Updated on 13 August 2013
It has also been suggested that a statistical approach to central monitoring can " help improve the effectiveness of on-site monitoring by prioritizing site visits and by guiding site visits with central statistical data checks."
FDA had used a survey conducted through the Clinical Trials Transformation Initiative (CTTI), a consortium of all stake holders involved in drug development, to collate the various types of monitoring undertaken during clinical trials. For major efficacy trials, companies typically conduct on-site monitoring visits approximately at 4-8 week intervals because of the perception that such visits will ensure 100 per cent compliance of trial processes.
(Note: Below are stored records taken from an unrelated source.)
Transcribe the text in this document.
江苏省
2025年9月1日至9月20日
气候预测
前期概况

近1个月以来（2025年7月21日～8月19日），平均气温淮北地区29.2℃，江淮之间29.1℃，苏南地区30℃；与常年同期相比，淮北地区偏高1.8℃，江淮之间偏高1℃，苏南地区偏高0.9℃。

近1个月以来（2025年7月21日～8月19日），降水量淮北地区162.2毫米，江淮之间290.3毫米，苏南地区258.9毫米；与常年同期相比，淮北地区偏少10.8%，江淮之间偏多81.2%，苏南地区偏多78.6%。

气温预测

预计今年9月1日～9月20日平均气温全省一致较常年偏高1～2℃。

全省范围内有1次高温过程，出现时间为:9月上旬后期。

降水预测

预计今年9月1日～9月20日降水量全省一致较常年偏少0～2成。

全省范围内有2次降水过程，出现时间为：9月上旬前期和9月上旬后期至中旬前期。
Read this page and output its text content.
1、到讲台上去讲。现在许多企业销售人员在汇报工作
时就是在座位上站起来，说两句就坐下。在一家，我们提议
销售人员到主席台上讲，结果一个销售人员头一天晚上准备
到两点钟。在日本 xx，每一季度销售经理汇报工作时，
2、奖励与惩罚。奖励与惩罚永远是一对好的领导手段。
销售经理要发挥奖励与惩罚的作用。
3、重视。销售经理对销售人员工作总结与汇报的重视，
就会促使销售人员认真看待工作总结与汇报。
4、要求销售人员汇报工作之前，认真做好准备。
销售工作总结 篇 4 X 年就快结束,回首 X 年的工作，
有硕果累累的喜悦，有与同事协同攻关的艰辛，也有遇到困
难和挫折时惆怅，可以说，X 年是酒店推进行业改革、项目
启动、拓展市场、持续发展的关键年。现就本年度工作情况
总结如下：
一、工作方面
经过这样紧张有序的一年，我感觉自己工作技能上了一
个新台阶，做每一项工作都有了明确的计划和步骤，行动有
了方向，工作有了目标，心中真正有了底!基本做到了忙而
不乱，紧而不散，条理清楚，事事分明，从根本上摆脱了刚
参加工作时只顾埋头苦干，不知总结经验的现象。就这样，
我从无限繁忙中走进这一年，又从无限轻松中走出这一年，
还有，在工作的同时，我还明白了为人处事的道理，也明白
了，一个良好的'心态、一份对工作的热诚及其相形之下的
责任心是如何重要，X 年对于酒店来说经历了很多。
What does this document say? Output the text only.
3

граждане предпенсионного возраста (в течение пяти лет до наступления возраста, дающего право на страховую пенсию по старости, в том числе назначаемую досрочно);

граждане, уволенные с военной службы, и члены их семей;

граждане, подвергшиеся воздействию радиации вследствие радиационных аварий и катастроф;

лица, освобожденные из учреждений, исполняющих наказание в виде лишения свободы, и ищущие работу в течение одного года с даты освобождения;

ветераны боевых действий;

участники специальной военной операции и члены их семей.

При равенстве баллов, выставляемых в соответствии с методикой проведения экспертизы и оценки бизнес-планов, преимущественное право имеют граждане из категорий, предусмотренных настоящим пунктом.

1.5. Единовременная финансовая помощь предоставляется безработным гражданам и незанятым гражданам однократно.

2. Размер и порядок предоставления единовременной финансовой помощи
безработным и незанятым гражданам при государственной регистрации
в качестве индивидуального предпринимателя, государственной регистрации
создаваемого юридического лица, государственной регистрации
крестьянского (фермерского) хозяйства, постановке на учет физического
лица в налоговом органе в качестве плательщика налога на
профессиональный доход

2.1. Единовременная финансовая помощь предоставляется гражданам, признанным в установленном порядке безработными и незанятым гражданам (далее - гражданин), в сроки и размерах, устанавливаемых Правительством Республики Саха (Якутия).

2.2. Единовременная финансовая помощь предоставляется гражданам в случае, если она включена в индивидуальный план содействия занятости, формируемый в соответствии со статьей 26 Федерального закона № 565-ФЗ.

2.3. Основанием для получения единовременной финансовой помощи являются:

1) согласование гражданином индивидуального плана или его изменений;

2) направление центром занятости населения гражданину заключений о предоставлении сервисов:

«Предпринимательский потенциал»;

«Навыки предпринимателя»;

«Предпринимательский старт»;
Another recent review of on-site monitoring data of a large multi-center international trial along with centralized monitoring analysis of the same data indicated that there was no appreciable differences in the findings. In fact, centralized monitoring process detected more than 90 per cent of the findings done by on-site monitoring of the clinical trial.
Industry leaders are extremely happy with the changed FDA guidelines. Many, however, feel that sponsors may use the new risk-based monitoring only for Phase 2 and phase 4 clinical trials and will continue to do on-site monitoring of critical phase-1 and phase-3 trials of human volunteers where the stakes are very high.
In fact, the new guidelines state that " supplement or reduce the frequency and extent of on-site monitoring activities that can be done as well or better remotely or with monitoring activities that can be accomplished using centralized data processes only."
In recent years, clinical research organizations(CROs) have started using information and database technologies in a big way to store and analyze the voluminous amount of data.
With the FDA encouraging such practices in a big way, a new era of business opportunities will most likely emerge for IT companies worldwide to develop more applications suited for centralized monitoring of clinical trial data.